Abstract

Carbon Capture and Storage and Carbon Capture and Utilization refer to carbon dioxide management technologies for its removal from flue-gases, followed by carbon recycling or storage, aiming at limiting global warming. For large-scale deployment, geological storage is the most promising alternative but imposes an economic penalty to the emitting process, while the utilization monetizes carbon dioxide contributing to compensate for the large capture costs. The exergy concept builds a suitable framework to measure useful power according to the Second Law of Thermodynamics, such that maximizing exergy efficiency necessarily promotes sustainability.
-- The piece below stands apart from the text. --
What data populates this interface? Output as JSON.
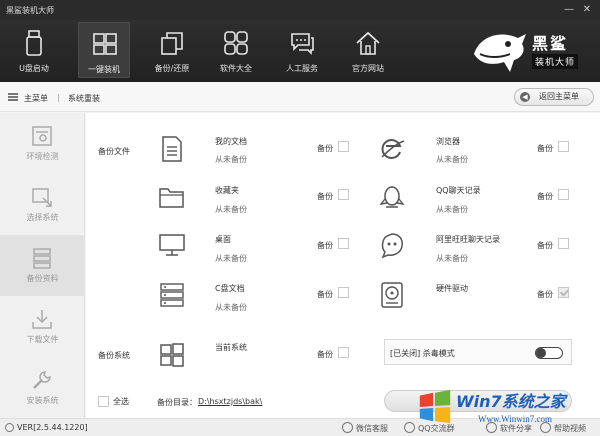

This work applies a novel framework for exergy assessment of processes with chemical reactions, which is employed to evaluate the performance of two methanol production routes from carbon dioxide from power plant flue-gas: the direct hydrogenation and the indirect conversion through natural gas bi-reforming for synthesis gas production. Exergy efficiency of the direct route is about 66.3%, against 55.8% for the indirect one, indicating the lower sustainability of the latter. Carbon capture and storage had the worst Exergy efficiency, even lower than the emission scenario, accounting for 44.8% against 53.5%. Exergy metrics pinpoint low scalability as the main drawback of the utilization technologies, despite high exergy and capture efficiency.